Walnut kernels are rich in polyunsaturated fatty acids. These confer numerous health benefits, but are readily oxidized, leading to the development of off-flavors. Current commercial methods of reducing lipid oxidation in walnut add complication and expense to storage and distribution practices. To develop shelf-stable walnut cultivars, a better understanding of the influence of fatty acid and antioxidant content on lipid oxidation is necessary.
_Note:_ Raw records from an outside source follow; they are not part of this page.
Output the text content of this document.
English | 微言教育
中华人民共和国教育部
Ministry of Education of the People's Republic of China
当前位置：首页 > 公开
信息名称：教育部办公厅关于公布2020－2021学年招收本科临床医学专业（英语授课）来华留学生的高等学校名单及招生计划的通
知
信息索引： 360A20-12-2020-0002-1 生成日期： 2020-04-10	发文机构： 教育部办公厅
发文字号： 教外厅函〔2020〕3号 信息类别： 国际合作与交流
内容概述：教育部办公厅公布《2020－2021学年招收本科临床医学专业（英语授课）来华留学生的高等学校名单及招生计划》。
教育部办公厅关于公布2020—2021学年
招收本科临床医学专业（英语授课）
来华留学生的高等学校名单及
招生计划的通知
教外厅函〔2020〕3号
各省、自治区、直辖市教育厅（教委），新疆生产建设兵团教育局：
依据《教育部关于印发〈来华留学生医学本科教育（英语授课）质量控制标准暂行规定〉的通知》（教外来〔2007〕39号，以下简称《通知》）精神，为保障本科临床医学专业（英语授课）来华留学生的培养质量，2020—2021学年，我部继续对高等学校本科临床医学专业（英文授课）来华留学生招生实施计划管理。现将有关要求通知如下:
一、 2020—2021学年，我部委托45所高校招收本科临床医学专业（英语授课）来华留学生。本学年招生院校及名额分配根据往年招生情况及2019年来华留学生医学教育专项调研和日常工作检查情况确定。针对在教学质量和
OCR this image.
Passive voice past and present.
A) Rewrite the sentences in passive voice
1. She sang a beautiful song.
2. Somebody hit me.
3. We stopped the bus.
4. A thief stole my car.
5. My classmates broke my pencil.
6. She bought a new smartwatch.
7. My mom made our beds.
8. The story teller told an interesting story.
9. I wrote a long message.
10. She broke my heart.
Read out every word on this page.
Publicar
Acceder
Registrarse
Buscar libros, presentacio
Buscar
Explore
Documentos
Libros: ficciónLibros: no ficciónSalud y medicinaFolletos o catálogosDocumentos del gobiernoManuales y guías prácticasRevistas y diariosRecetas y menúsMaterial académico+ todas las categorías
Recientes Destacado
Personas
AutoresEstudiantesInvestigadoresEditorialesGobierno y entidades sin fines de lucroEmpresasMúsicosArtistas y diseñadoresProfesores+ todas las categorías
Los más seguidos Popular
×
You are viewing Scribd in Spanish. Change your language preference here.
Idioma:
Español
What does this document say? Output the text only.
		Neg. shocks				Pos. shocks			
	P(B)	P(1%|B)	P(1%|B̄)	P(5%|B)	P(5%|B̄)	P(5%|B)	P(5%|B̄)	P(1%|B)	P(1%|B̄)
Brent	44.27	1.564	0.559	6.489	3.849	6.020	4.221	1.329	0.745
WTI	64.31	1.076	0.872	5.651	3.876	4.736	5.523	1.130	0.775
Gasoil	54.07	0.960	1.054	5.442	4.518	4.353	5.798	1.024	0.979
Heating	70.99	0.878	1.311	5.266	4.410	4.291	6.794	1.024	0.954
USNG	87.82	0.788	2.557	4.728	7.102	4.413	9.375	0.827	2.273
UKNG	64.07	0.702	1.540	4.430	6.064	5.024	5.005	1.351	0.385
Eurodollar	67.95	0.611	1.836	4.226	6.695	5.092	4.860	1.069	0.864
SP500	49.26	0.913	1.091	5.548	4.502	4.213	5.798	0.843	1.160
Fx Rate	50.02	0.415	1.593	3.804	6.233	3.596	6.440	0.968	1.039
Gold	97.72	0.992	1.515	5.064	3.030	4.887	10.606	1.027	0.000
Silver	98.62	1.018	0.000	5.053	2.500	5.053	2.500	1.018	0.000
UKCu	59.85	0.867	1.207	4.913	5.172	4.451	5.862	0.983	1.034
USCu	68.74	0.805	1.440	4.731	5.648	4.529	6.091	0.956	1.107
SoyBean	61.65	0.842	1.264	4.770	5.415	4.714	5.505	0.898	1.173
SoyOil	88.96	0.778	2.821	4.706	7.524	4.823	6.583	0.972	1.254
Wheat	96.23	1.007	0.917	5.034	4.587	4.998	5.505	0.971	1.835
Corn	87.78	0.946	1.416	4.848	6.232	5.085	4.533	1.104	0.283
In this study, kernels from a diverse population were measured for lipid content and oxidative stability using TD-NMR and Rancimat instruments, respectively. Genome-wide association studies (GWAS) were performed on oxidative stability and oil content data. Thirty-four trees were screened for lipid, tocopherol, and phenol profiles to determine which chemicals are associated with oxidative stability. More phenotypic and genetic variation was observed for oxidative stability than for oil content, and the two traits had a moderate negative correlation (r = -0.36). GWAS identified significant associations for lipid content and oxidative stability on chromosome 10. A supplemental file contains raw phenotypic data and best linear unbiased predictions for the two traits, parental information for the phenotyped taxa, and temperature data for the 2019-2021 growing seasons. Fatty acid, tocopherol, and phenol profiles in walnut also varied significantly. However, significant correlations with oxidative stability were found only for oleic acid, linolenic acid, moisture, and total phenols as measured by the Colin-Ciocalteu method. The associations suggest that breeding for high-oleic, low-linolenic cultivars would be the best method of developing a cultivar with a long shelf life. Unfortunately, this may sacrifice some of the health-promoting benefits of walnut consumption. Further study is needed to resolve whether increasing tocopherol and phenol content in walnut kernels can improve stability.